Equity FundsMutual Funds
A large percentage of individual investors already own or will buy equity based mutual funds. These funds invest almost completely in equities, but also invest, by requirement, in other instruments. Their redemption fund will be made up of cash and cash equivalent instruments, sometimes ultra-short term debts. But apart from their redemption fund, they own almost purely equities. If the fund is allowed to invest outside of its main classification, their prospectus will notify you of that privilege. You will also see it represented in the list of investments released in the fund’s annual informational documentation. Equity funds come in a wide variety of specializations and classifications. Some of these funds are divided based on locations they invest in, while others are divided based on their specifications.
General Equity Funds invest in equities across multiple industries and sectors in the markets. General funds divide among the three types of equity: growth equities, value equities, and income equities. These funds are categorized by their orientation towards growth, value, income, or a mix of these equity types. They are then ranked by their capitalization. Large capitalization funds specialize in large firms which are stable and have almost maximized their growth potential. Mid-capitalization funds specialize in firms that are less stable but have substantially more growth potential. Small capitalization funds specialize in highly risky young firms that have lots of room to grow.
Growth Equity Funds invest in growth equities. These shares have high potential for rapid capital appreciation. These funds focus on shares growing via revenue increases and reinvestment resulting in capital gains. This contains higher growth, but higher risk. A lot of things can go wrong when attempting to rapidly grow a company.
Value Equity Funds focus on equities selling at discounts to their intrinsic value. They purchase shares below or close to intrinsic value, believing these shares are positioned to rapidly increase if the market realizes their true worth. These funds repeatedly attempt to capture value from mispriced securities. They also reduce risk by purchasing shares that are unlikely to collapse in price, since they are already below intrinsic value.

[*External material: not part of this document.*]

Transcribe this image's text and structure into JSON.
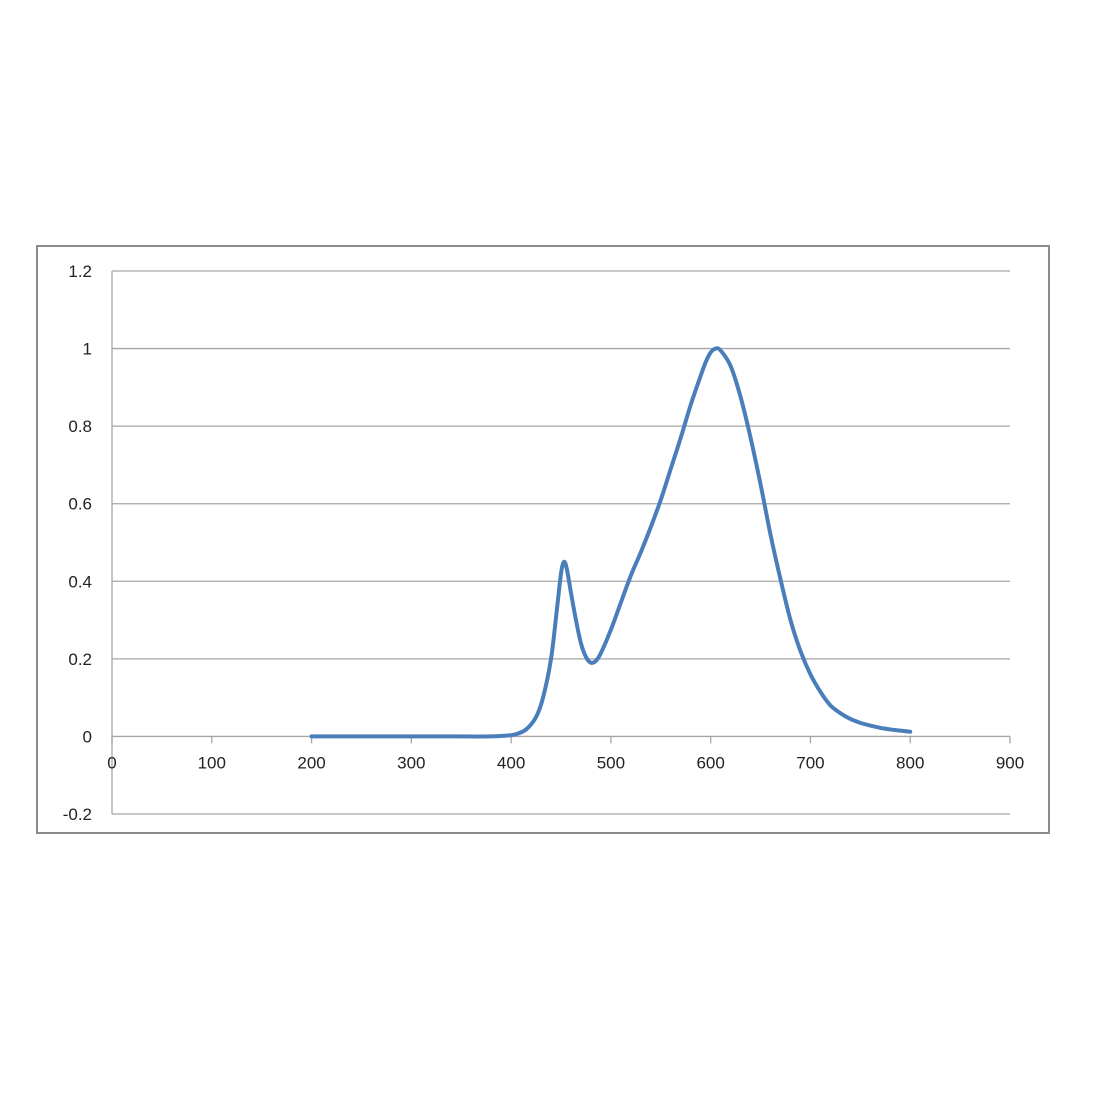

Income Equity Funds attempt to capture value by developing a portfolio based on cash payments. These funds focus on bonds paying steady interest payments and equities delivering high dividends. Fund managers will reinvest these earnings back into the fund, purchasing more stable firms which increase delivered income. They also send some of these dividends back to investors in the fund.
Index Equity Funds track a specific benchmark or index. They typically hold hundreds of firms that are directly related to the benchmark target. These are passive funds that don’t actively trade equity shares unless they are added or dropped from the target of emulation. If equities are already inside the index, they are purchased in equal proportion. If they are being added, they are added in the same proportion. They attempt to precisely track the index’s results.
Sector Equity Funds select a specific industry and invest heavily in equities (and bonds if a mixed fund) from that sector. Sector funds focus only on those investments. The management team should be very experienced with this industry or sector, and have knowledge of it inside and out. This will help to relieve some of the pressure created by the lack of investment diversification.
Domestic, Foreign, or Global Funds
Domestic Equity Funds are based in your home market. They specialize in domestic investments. Funds that only invest in nations or markets beyond your borders are labeled international or foreign funds. World or global funds invest anywhere in the world, domestic or foreign. Selecting funds which specifically target differing regions can help diversification. They may not completely eliminate overlaps, since large and mega corporations operate internationally, and sometimes have shares on foreign markets.